Still, Jackson lets the story proceed gradually, with only subtle hints of disturbances to come – hints so subtle, in fact, that, absent knowledge of the author’s repertoire, they would be barely perceptible.  It is only when Adele returns home, however, that the full measure of her character is on display.  Leading up to that revelation of evil is Jackson’s description of Adele’s next activity, the drafting of notes:

Miss Strangeworth’s usual stationary was heavy and cream-coloured, with “Strangeworth House” engraved across the top, but, when she felt like writing her other letter, Miss Strangeworth used a pad of various-coloured paper, layered in pink and green and blue and yellow; everyone in town bought it and used it for odd, informal notes and shopping lists.

Okay, so, we can now anticipate the writing of something presumably innocuous, as the above passage suggests, such as a shopping list or a note to remind her of some kind of activity or appointment.  The following passage, however, is a little more peculiar and suggestive of malignant intent:

Although Miss Strangeworth’s desk held trimmed quill pen . . . and a gold-frosted pen,. . .Miss Strangeworth always used a dull stub of a pencil when she wrote her letters, and she printed them in a childish block print.

And, now, the full display of Adele’s true nature is revealed in the note she anonymously writes, and in the notes she begins to draft afterward:

Didn’t you every see an idiot child before?

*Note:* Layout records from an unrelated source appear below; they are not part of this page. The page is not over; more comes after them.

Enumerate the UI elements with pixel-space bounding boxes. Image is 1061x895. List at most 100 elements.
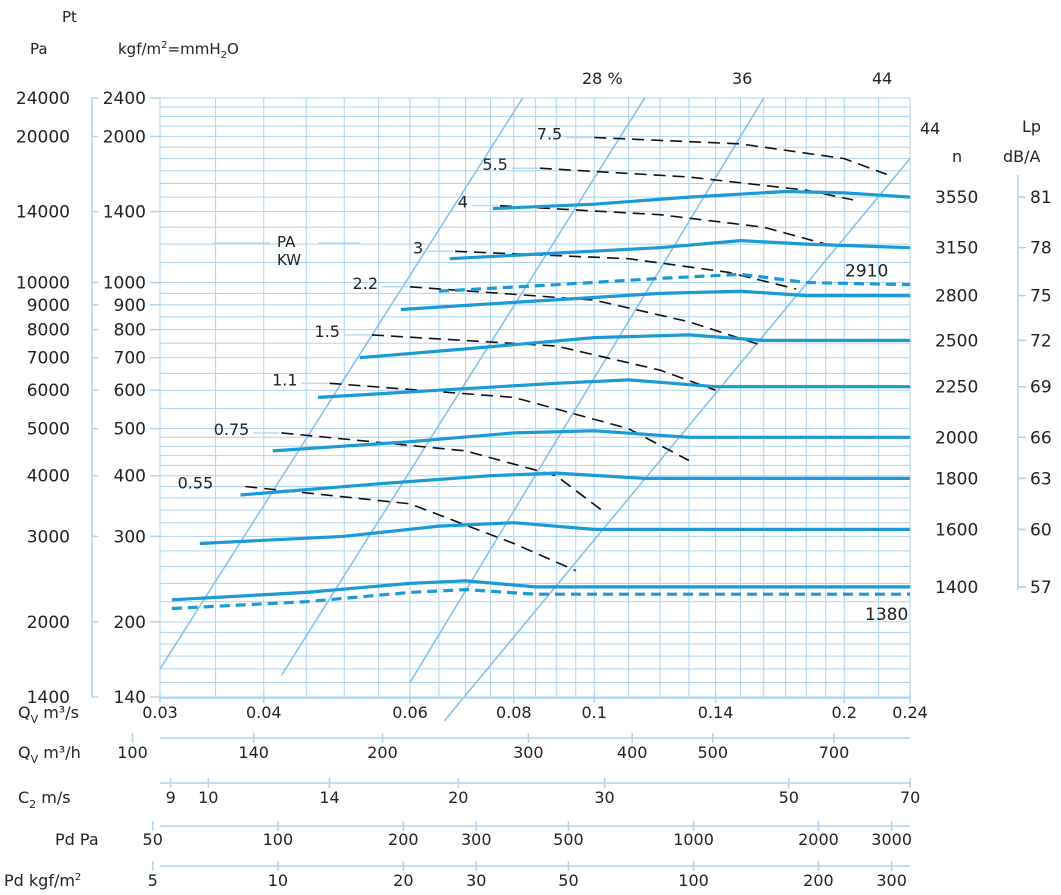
- kgf-tick-label: 1400: [103, 203, 146, 223]
- scale-label: QV m³/h: [18, 743, 81, 766]
- lp-label: 57: [1030, 578, 1052, 598]
- power-curve: [594, 136, 887, 176]
- speed-curve: [492, 189, 911, 211]
- scale-tick-label: 200: [803, 871, 834, 890]
- scale-label: QV m³/s: [18, 703, 79, 726]
- speed-label: 1800: [935, 469, 978, 489]
- scale-tick-label: 2000: [798, 830, 839, 849]
- power-curves: 0.55 0.75 1.1 1.5 2.2 3 4 5.5 7.5: [178, 124, 887, 572]
- axis-layer: 2400 24000 2000 20000 1400 14000 1000 10000 900 9…: [4, 89, 1019, 890]
- speed-label: 2500: [935, 331, 978, 351]
- pa-tick-label: 5000: [27, 420, 70, 440]
- speed-label: 2910: [845, 262, 888, 282]
- kgf-tick-label: 400: [114, 467, 146, 487]
- scale-tick-label: 200: [367, 743, 398, 762]
- speed-label: 1380: [865, 605, 908, 625]
- speed-curve: [449, 239, 911, 261]
- kgf-tick-label: 500: [114, 420, 146, 440]
- scale-tick-label: 10: [268, 871, 288, 890]
- power-label: 3: [413, 238, 423, 257]
- lp-label: 75: [1030, 287, 1052, 307]
- pt-label: Pt: [62, 8, 77, 26]
- speed-curve: [272, 429, 910, 453]
- lp-label: 81: [1030, 188, 1052, 208]
- pakw-label-line2: KW: [277, 251, 301, 269]
- scale-label: Pd Pa: [55, 830, 99, 849]
- scale-tick-label: 400: [617, 743, 648, 762]
- scale-label: Pd kgf/m2: [4, 871, 81, 890]
- speed-label: 2250: [935, 378, 978, 398]
- speed-label: 2000: [935, 428, 978, 448]
- efficiency-line: [443, 158, 911, 722]
- power-curve: [499, 204, 826, 245]
- kgf-tick-label: 900: [114, 296, 146, 316]
- lp-label: 78: [1030, 239, 1052, 259]
- power-curve: [409, 286, 765, 347]
- scale-tick-label: 100: [678, 871, 709, 890]
- pa-tick-label: 3000: [27, 527, 70, 547]
- scale-tick-label: 300: [513, 743, 544, 762]
- pa-tick-label: 14000: [16, 203, 70, 223]
- pa-tick-label: 4000: [27, 467, 70, 487]
- efficiency-label: 28 %: [582, 69, 623, 88]
- scale-tick-label: 50: [779, 788, 799, 807]
- scale-tick-label: 0.2: [832, 703, 857, 722]
- efficiency-lines: 28 % 36 44 44: [159, 69, 940, 722]
- scale-tick-label: 100: [263, 830, 294, 849]
- scale-tick-label: 30: [466, 871, 486, 890]
- scale-tick-label: 500: [697, 743, 728, 762]
- scale-tick-label: 200: [388, 830, 419, 849]
- scale-tick-label: 20: [393, 871, 413, 890]
- scale-tick-label: 0.06: [392, 703, 428, 722]
- scale-tick-label: 20: [448, 788, 468, 807]
- kgf-tick-label: 700: [114, 349, 146, 369]
- pa-label: Pa: [30, 40, 48, 58]
- kgf-tick-label: 1000: [103, 274, 146, 294]
- power-label: 1.5: [315, 322, 340, 341]
- scale-tick-label: 300: [461, 830, 492, 849]
- scale-tick-label: 50: [558, 871, 578, 890]
- kgf-tick-label: 300: [114, 527, 146, 547]
- pa-tick-label: 9000: [27, 296, 70, 316]
- pa-tick-label: 6000: [27, 381, 70, 401]
- power-curve: [245, 485, 577, 572]
- power-curve: [539, 167, 854, 201]
- speed-label: 3150: [935, 239, 978, 259]
- power-label: 2.2: [353, 274, 378, 293]
- pakw-label-line1: PA: [277, 233, 296, 251]
- speed-curve: [199, 521, 910, 546]
- pa-tick-label: 2000: [27, 613, 70, 633]
- pa-tick-label: 20000: [16, 127, 70, 147]
- speed-label: 1400: [935, 578, 978, 598]
- speed-curve: [359, 333, 910, 360]
- scale-label: C2 m/s: [18, 788, 71, 811]
- lp-label: 60: [1030, 520, 1052, 540]
- speed-label: 3550: [935, 188, 978, 208]
- speed-curve: [240, 471, 910, 497]
- power-label: 0.55: [178, 474, 214, 493]
- efficiency-line: [280, 97, 646, 676]
- scale-tick-label: 14: [319, 788, 339, 807]
- lp-label: 66: [1030, 428, 1052, 448]
- lp-label: 69: [1030, 378, 1052, 398]
- power-label: 7.5: [537, 124, 562, 143]
- lp-label: Lp: [1022, 117, 1041, 136]
- grid-layer: [159, 97, 911, 698]
- scale-tick-label: 1000: [673, 830, 714, 849]
- scale-tick-label: 700: [819, 743, 850, 762]
- n-label: n: [952, 147, 962, 166]
- scale-tick-label: 70: [900, 788, 920, 807]
- speed-curve: [171, 579, 910, 602]
- speed-curves: 3550 81 3150 78 2910 2800 75 2500 72 2250 69 2000 66…: [171, 188, 1052, 625]
- scale-tick-label: 0.04: [246, 703, 282, 722]
- scale-tick-label: 0.24: [892, 703, 928, 722]
- scale-tick-label: 0.03: [142, 703, 178, 722]
- kgf-tick-label: 2000: [103, 127, 146, 147]
- kgf-tick-label: 600: [114, 381, 146, 401]
- scale-tick-label: 50: [143, 830, 163, 849]
- scale-tick-label: 3000: [871, 830, 912, 849]
- scale-tick-label: 100: [117, 743, 148, 762]
- power-label: 0.75: [214, 420, 250, 439]
- scale-tick-label: 0.1: [582, 703, 607, 722]
- power-label: 5.5: [482, 155, 507, 174]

Some people just shouldn’t have children, should they?

She was pleased with the letter. She was fond of doing things exactly right…After thinking for a minute, she decided that she would like to write another letter, perhaps to go to Mrs. Harper, to follow up the ones she had already mailed. She selected a green sheet this time and wrote quickly: Have you found out yet what they were all laughing about after you left the bridge club on Thursday? Or is the wife really the last one to know?  Miss Strangeworth never concerned herself with facts;

Jackson has built tension in her story – and there’s more to this story – through her use of irony, the strength of her reputation as an author of horror, and through the gradual display of a personality disorder that, it will turn out, is entirely psychopathic.